This month is the (lucky) 13th T-SQL Tuesday and is being hosted by Steve Jones (blog | twitter). Steve is asking about issues we’ve had interacting with a business in order to get the job done. Specifying project requirements often leads to the classic problem of “do what I meant, not what I said!”. In my opinion, a lot of it deals with the spirit of what the business means. Here’s a few examples:
The business might mean well, but not know what they’re talking about. A while back I applied for a DBA position where the job description made it very clear that familiarity with transactional replication was essential. The interview reflected this as well, and a significant portion of it consisted of transactional replication questions. The interviewer explained to me that they have some rather “unique requirements” that make transactional replication essential, and proceeded to explain them to me. I told the interviewer that based on their description, snapshot replication may be more appropriate than transactional replication. They told me that the last DBA felt the same way, but the manager in charge explicitly specified to only use transactional replication. I’m willing to bet that the manager in charge probably only understood transactional replication, so they wouldn’t allow anything else to be used.

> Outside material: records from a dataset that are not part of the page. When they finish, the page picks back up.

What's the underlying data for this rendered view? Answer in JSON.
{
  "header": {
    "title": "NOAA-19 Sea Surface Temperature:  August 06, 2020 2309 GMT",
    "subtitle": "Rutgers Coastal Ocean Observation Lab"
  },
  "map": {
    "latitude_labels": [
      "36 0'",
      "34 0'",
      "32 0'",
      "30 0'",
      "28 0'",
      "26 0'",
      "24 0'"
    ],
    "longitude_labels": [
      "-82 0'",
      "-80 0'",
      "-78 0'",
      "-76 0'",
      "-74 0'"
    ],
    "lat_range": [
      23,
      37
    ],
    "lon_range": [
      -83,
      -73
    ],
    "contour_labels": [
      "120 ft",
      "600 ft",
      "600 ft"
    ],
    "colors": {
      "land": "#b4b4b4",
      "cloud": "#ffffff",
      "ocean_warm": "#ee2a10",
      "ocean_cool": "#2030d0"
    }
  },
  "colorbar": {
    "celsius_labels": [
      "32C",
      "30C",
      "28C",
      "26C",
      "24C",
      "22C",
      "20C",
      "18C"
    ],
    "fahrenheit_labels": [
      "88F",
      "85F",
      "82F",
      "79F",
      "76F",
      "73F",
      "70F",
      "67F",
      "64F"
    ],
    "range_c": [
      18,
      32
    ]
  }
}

The business might not mean well. Once upon a time, my team was working on adding some enhanced options for users, including the ability to “opt-in” to receiving marketing emails. The conversation with management went something like this:
Mgmt: Let’s opt-in all the users to start with
Us: But then that’s “opt-out”, not “opt-in”

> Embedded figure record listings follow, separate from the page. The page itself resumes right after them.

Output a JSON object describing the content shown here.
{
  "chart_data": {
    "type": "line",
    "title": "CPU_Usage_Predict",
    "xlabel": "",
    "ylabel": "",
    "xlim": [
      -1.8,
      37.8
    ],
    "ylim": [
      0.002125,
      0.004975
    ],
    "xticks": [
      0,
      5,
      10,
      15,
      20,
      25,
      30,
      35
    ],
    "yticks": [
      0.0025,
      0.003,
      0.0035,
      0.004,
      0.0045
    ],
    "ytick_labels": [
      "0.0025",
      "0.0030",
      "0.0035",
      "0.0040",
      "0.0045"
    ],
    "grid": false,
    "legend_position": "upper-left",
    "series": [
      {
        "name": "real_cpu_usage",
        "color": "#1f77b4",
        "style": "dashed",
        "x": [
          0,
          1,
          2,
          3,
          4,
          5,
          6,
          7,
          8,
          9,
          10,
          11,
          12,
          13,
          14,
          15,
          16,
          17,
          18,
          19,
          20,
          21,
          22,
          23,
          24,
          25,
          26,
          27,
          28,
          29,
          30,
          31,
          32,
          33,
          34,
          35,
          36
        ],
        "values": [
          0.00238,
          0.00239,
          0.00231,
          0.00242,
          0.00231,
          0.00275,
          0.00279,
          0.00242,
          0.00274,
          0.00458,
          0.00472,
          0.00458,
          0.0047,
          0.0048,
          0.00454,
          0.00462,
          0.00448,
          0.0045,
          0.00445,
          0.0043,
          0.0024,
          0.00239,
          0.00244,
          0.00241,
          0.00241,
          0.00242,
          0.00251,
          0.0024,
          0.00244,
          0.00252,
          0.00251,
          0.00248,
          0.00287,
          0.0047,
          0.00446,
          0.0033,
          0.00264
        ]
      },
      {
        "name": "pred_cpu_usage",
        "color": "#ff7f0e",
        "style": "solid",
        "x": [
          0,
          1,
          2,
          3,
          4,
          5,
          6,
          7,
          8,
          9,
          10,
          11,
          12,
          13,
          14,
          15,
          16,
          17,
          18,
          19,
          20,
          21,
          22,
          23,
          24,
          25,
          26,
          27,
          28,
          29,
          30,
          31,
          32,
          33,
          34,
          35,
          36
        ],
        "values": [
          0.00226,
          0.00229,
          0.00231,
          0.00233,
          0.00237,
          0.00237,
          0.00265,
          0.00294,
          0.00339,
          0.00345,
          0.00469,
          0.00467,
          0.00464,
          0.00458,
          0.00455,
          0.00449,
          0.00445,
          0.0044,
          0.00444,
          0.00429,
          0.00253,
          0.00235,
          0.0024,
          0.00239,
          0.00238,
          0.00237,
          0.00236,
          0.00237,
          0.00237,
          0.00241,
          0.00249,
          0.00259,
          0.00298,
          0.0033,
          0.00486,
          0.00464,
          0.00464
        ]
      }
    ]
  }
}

Mgmt: No it isn’t. We’re opting-in all the users automatically and letting them know they can opt-out at any time, so it’s “opt-in”.
Us: OK – let’s review the concepts of “opt-in” vs. “opt-out”…

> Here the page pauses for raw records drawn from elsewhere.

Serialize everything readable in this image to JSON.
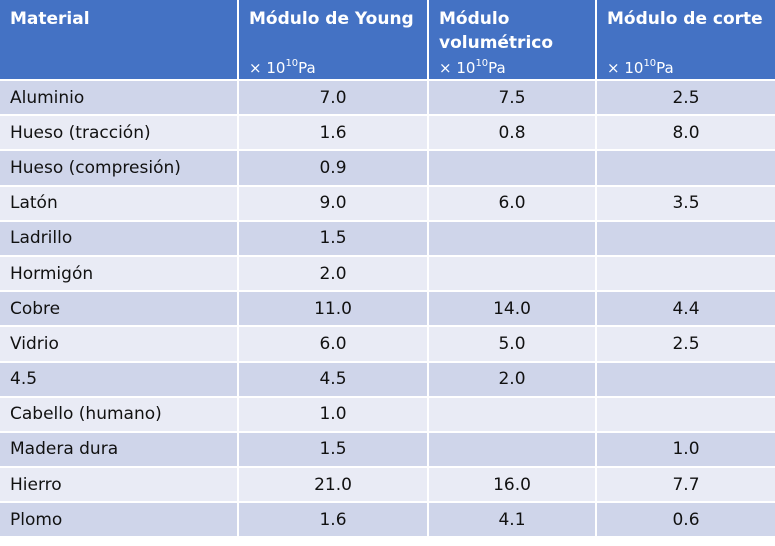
{
  "header": {
    "material": "Material",
    "young": "Módulo de Young",
    "volumetric": "Módulo volumétrico",
    "shear": "Módulo de corte",
    "unit_prefix": "× 10",
    "unit_exp": "10",
    "unit_suffix": "Pa"
  },
  "rows": [
    {
      "material": "Aluminio",
      "young": "7.0",
      "volumetric": "7.5",
      "shear": "2.5"
    },
    {
      "material": "Hueso (tracción)",
      "young": "1.6",
      "volumetric": "0.8",
      "shear": "8.0"
    },
    {
      "material": "Hueso (compresión)",
      "young": "0.9",
      "volumetric": "",
      "shear": ""
    },
    {
      "material": "Latón",
      "young": "9.0",
      "volumetric": "6.0",
      "shear": "3.5"
    },
    {
      "material": "Ladrillo",
      "young": "1.5",
      "volumetric": "",
      "shear": ""
    },
    {
      "material": "Hormigón",
      "young": "2.0",
      "volumetric": "",
      "shear": ""
    },
    {
      "material": "Cobre",
      "young": "11.0",
      "volumetric": "14.0",
      "shear": "4.4"
    },
    {
      "material": "Vidrio",
      "young": "6.0",
      "volumetric": "5.0",
      "shear": "2.5"
    },
    {
      "material": "4.5",
      "young": "4.5",
      "volumetric": "2.0",
      "shear": ""
    },
    {
      "material": "Cabello (humano)",
      "young": "1.0",
      "volumetric": "",
      "shear": ""
    },
    {
      "material": "Madera dura",
      "young": "1.5",
      "volumetric": "",
      "shear": "1.0"
    },
    {
      "material": "Hierro",
      "young": "21.0",
      "volumetric": "16.0",
      "shear": "7.7"
    },
    {
      "material": "Plomo",
      "young": "1.6",
      "volumetric": "4.1",
      "shear": "0.6"
    }
  ]
}
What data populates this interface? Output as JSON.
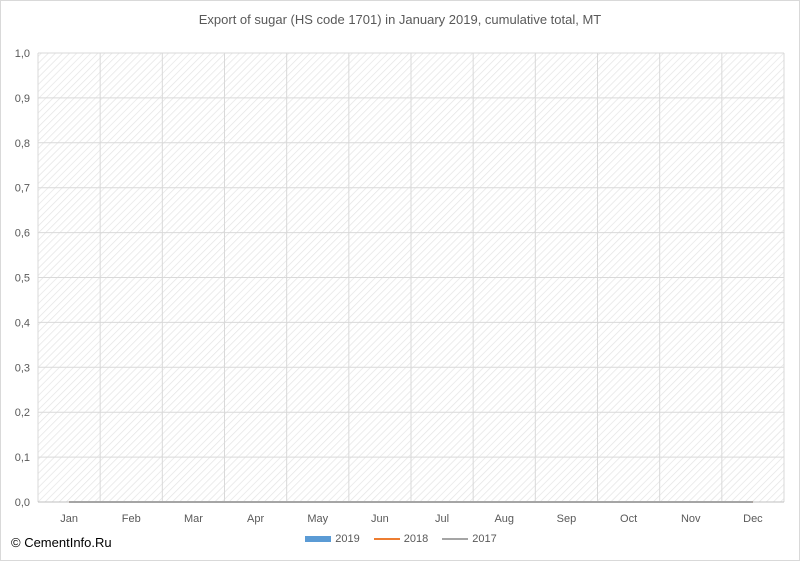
{
  "chart_data": {
    "type": "bar",
    "title": "Export of sugar (HS code 1701)  in January 2019,  cumulative total, MT",
    "categories": [
      "Jan",
      "Feb",
      "Mar",
      "Apr",
      "May",
      "Jun",
      "Jul",
      "Aug",
      "Sep",
      "Oct",
      "Nov",
      "Dec"
    ],
    "series": [
      {
        "name": "2019",
        "kind": "bar",
        "color": "#5b9bd5",
        "values": [
          0,
          null,
          null,
          null,
          null,
          null,
          null,
          null,
          null,
          null,
          null,
          null
        ]
      },
      {
        "name": "2018",
        "kind": "line",
        "color": "#ed7d31",
        "values": [
          0,
          0,
          0,
          0,
          0,
          0,
          0,
          0,
          0,
          0,
          0,
          0
        ]
      },
      {
        "name": "2017",
        "kind": "line",
        "color": "#a5a5a5",
        "values": [
          0,
          0,
          0,
          0,
          0,
          0,
          0,
          0,
          0,
          0,
          0,
          0
        ]
      }
    ],
    "ylim": [
      0,
      1
    ],
    "yticks": [
      "0,0",
      "0,1",
      "0,2",
      "0,3",
      "0,4",
      "0,5",
      "0,6",
      "0,7",
      "0,8",
      "0,9",
      "1,0"
    ],
    "xlabel": "",
    "ylabel": "",
    "grid": true,
    "legend_position": "bottom"
  },
  "watermark": "© CementInfo.Ru"
}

Mgmt: We’re still going to opt-in all our users and let them opt-out if they want.
The business might not even care. I can think of a few times where I’ve been told to “just start coding” instead of taking the time to plan things out and do it the right way. After all, trying to think things through is just a waste of time, right? When I pushed back at management for this, I was told that “[their] bonus depends on getting things done, not getting things done correctly.”
I consider all of these cases to be “extreme”, but a great solution to many of these problems involves two-way communication. If both sides are talking and listening to each other, the chances of things getting to the point of ridiculousness are greatly reduced.